Wisieńko Hej Kochana :** oby przeszedł bo się wykończe :-( Z ciotką dasz rade :-) Jestem ciekawa jak moja maluda :-) Danuśka Maqnio to żeście pojadły w te święta :-D
 
Ostatnia edycja:
maqnio na szczęśie tylko poranny standardzik przezyłam, ale teraz po snaidaniu już dobrze. Skurczy wczoraj było więcej bo jednak na półleżąco ale podróż. Dziś spokojnie:tak:Co do gości to nie sa groźni tylko meczący, ciotka gaduła a jej syn(dorosły) wychowany od małego w Niemczech mało mówi po Pl więc pewnie będzie milczeć. Mi się po prostu już nie chce gości ani mnie w gościach. Ja bym poleżałą w ciszy z ksiązka na kanapce... Ale te dwa dni musze przepekac
 
Cześć dziewczęta moje kochane :-)

Ja dziś miałam straszną noc... wstawałam chyba z 7 razy, Mała tak się kręciła, że nie było szansy ułożyć sie wygodnie i zasnąć. Do tego oczywiście pobudki na siku i tak w kółko. :crazy: Cieszę sie czywiście z jej aktywności, ale dlaczego w nocy? W dzień jest mega spokojna, a potem szaleje :-D
Dzisiaj mam pierwsze zajęcia z SR, już się nie mogę doczekać :-)

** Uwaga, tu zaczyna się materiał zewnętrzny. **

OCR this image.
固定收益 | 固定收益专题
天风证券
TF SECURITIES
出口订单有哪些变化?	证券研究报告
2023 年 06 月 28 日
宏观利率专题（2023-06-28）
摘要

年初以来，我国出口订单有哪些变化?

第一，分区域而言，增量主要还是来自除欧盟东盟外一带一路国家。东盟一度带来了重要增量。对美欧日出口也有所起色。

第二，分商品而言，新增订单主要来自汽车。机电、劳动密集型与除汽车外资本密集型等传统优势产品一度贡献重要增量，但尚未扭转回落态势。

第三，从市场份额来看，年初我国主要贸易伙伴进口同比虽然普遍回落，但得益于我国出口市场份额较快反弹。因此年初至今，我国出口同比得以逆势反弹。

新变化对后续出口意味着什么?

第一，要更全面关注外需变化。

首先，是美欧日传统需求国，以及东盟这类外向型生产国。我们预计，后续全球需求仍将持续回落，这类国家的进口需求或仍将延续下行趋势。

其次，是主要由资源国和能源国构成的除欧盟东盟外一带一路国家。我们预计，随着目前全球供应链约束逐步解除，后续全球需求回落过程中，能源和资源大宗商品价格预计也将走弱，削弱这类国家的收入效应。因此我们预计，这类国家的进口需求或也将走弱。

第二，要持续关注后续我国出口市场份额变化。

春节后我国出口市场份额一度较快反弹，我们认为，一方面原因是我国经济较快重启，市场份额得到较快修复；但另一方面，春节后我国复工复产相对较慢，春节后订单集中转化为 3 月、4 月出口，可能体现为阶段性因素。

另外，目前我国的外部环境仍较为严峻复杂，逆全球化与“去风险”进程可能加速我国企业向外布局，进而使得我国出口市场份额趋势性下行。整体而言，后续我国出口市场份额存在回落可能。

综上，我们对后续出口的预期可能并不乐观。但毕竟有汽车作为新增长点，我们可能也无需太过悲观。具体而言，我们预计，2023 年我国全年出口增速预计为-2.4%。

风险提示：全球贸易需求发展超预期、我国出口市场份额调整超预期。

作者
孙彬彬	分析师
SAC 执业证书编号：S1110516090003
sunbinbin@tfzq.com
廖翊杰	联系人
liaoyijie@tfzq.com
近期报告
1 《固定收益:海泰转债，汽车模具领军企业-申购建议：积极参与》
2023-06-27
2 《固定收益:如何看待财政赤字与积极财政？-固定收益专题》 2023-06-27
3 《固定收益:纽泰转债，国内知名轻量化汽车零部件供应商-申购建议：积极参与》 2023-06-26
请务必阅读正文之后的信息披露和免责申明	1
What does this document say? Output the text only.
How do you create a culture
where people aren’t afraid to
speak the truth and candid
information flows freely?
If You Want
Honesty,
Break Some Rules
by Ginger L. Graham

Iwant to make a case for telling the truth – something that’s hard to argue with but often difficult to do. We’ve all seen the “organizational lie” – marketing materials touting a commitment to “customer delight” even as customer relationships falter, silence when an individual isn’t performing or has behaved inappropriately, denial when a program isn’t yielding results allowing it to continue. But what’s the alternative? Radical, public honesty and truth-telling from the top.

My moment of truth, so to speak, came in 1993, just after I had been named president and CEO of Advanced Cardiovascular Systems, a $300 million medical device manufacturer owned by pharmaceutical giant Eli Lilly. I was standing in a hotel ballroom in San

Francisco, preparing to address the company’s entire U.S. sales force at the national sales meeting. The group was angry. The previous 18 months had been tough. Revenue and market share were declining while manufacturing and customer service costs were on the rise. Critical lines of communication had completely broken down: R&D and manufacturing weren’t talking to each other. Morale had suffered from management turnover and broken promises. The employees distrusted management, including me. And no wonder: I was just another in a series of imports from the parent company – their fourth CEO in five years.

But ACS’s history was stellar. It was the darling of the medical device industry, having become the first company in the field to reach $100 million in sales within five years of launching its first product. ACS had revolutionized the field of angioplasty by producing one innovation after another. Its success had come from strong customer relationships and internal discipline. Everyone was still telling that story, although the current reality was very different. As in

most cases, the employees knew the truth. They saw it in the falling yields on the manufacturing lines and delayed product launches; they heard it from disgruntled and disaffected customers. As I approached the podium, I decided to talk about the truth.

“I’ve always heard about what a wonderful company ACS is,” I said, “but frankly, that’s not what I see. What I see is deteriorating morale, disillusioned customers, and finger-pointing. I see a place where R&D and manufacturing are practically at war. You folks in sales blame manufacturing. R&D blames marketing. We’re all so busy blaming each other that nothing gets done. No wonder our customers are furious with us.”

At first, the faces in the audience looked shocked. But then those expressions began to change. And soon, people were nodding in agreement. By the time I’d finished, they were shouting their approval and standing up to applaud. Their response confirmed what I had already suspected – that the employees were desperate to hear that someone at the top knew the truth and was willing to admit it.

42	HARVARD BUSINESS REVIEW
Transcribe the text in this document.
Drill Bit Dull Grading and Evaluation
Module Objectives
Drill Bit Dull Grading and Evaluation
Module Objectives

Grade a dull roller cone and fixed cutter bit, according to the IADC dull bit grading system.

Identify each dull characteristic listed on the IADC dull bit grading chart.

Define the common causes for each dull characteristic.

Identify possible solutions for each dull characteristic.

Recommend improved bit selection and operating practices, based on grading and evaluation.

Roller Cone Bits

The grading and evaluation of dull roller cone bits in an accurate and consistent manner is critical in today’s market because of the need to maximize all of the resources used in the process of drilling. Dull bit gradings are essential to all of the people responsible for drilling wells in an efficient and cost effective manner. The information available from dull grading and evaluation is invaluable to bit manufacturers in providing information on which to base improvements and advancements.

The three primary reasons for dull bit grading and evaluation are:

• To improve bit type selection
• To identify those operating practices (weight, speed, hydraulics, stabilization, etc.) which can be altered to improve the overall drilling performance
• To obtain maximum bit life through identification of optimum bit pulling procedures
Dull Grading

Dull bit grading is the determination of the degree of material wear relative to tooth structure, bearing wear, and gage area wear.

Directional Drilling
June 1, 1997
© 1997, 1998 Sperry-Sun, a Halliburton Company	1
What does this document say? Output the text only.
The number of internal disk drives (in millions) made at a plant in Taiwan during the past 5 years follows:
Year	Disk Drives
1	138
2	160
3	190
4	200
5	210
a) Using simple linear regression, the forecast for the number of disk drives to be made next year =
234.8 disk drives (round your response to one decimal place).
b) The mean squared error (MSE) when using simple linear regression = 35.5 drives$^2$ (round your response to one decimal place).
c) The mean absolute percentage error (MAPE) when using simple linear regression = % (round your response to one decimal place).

Weronika, kurcze Ty uważaj kochana, może przenieś sobie niżej kosmetyki przed kąpielą żebyś nie musiała już takich akrobacji wykonywać. Jak Waldi się rusza to na pewno nawet nie zauważył, że coś się stało. :tak:
Corin, z tego co mówisz to teściowa rzeczywiście już sobie sama nie poradzi, a nawet sobie nie zdaje z tego sprawy. Dobrze, że ma rodzinę która się nią zaopiekuje. Takie decyzje nie są łatwe ale chyba najlepsze.
Sesti, ale numer, dobrze, że sąsiadka ubezpieczona :)
Psotka, oby tak dalej i do lipca :-) Kurka trochę mnie wystraszyłaś z tym wypychaniem, ja mam tak co najmniej 10 razy dziennie, ale byłam pewna, że to dupcia się wypina. Jest to trochę nieprzyjemne ale nie bolesne. W piątek mam wizytę to się wypytam kiedy to się robi groźne.

Wszystkie tulę i pozdrawiam na ten kolejny słoneczny dzionek :-):-):-):-)

No i właśnie dziewczyny co się dzieje z ORCHI?